Gurruchaga (31) only joined Eta four years ago, and the organisation he is said to lead has virtually collapsed due to police pressure and plummeting political support.

READ MORE

But the Spanish interior ministry said that the presence of senior operational Eta leaders so close to the French Basque country indicated that the group continues to recruit members.

This statement was widely echoed yesterday by the Spanish conservative media, which is generally hostile to any hint of peace-process-type politics. Conservatives insist that Eta should be treated as a purely criminal organisation. That means no concessions to its hundreds of long-term prisoners, nor to the handful of militants still at large.

Eta has been on ceasefire since September 2010, ending a bloody campaign for Basque independence that had lasted almost 50 years and cost more than 800 lives. In January last year the group declared this ceasefire “permanent, general and verifiable”.

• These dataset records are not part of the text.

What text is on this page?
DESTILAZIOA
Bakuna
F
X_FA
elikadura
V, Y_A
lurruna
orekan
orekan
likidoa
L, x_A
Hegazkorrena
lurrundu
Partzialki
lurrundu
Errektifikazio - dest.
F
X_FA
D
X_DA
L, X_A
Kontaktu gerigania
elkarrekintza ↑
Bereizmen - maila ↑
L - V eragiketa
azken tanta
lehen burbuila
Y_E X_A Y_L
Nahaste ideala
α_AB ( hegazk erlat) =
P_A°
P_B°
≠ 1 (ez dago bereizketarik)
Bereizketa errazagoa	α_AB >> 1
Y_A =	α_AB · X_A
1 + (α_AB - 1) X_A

“General” in this context has been taken to mean that recruitment and training has ceased, along with all terrorist actions, extortion and street violence. Eta’s numerous erstwhile supporters in both the French and Spanish parts of the Basque country have completely distanced themselves from violence, while continuing to campaign for independence. They have reaped rich political rewards for doing so, and any return to violence would reverse their advances.

Eta’s observance of the ceasefire has been generally endorsed by an International Contact Group, led by South African lawyer Brian Currin. However, the conservative Partido Popular (PP), in power in Madrid, insists Eta’s only option is unconditional dissolution.

Yesterday, the interior minister of the Basque autonomous government, Rodolfo Ares, contradicted his opposite number in Madrid, and said he had firm information that all Eta recruiting had indeed ceased. Ares is a member of the mainstream centre-left Socialist Party (PSOE).

He has been a tough-minded opponent of Eta’s terrorism and pro-independence policies. Ares and his party would like to see much greater flexibility from the Madrid government on the treatment of Eta’s prisoners and the harsh policy of “dispersal”, which scatters the prisoners in isolated groups far from families and friends. The Spanish left would also like to see an end to the banning of radical Basque parties once associated with Eta.

The PSOE is critical, too, of the continued jailing of the veteran Basque radical leader, Arnaldo Otegi. His main crime, according to the prosecution, is to have led political negotiations with Eta to persuade it to end violence.

“Like the majority of Basques,” Ares said recently, “I simply do not understand why Otegi is still in jail.” His statement yesterday highlights increasing divergence between political parties on how to manage Eta’s final phase.

The PSOE’s minority government in the Basque region was actively supported by the Basque section of the PP for its first three years, until this spring.

Both parties shared a resolute opposition to Eta. They shared, too, a hostility to the aspirations of democratic Basque nationalist parties such as the PNV. The Basque nationalists also abhor Eta’s erstwhile violent strategy but they demand recognition of Basque sovereignty. However, the Basque Socialists vocally criticised the austerity policies the PP is handing down from Madrid. This drove a wedge between the two parties, and their differing views over “the end of Eta” precipitated their divorce in the Basque parliament last month.

It remains to be seen whether the PSOE’s less rigid approach to radical Basque nationalism will benefit the party in regional elections likely to be advanced to next autumn. Assuming Eta’s ceasefire continues, it is the radical nationalists themselves who are likely to be the big winners.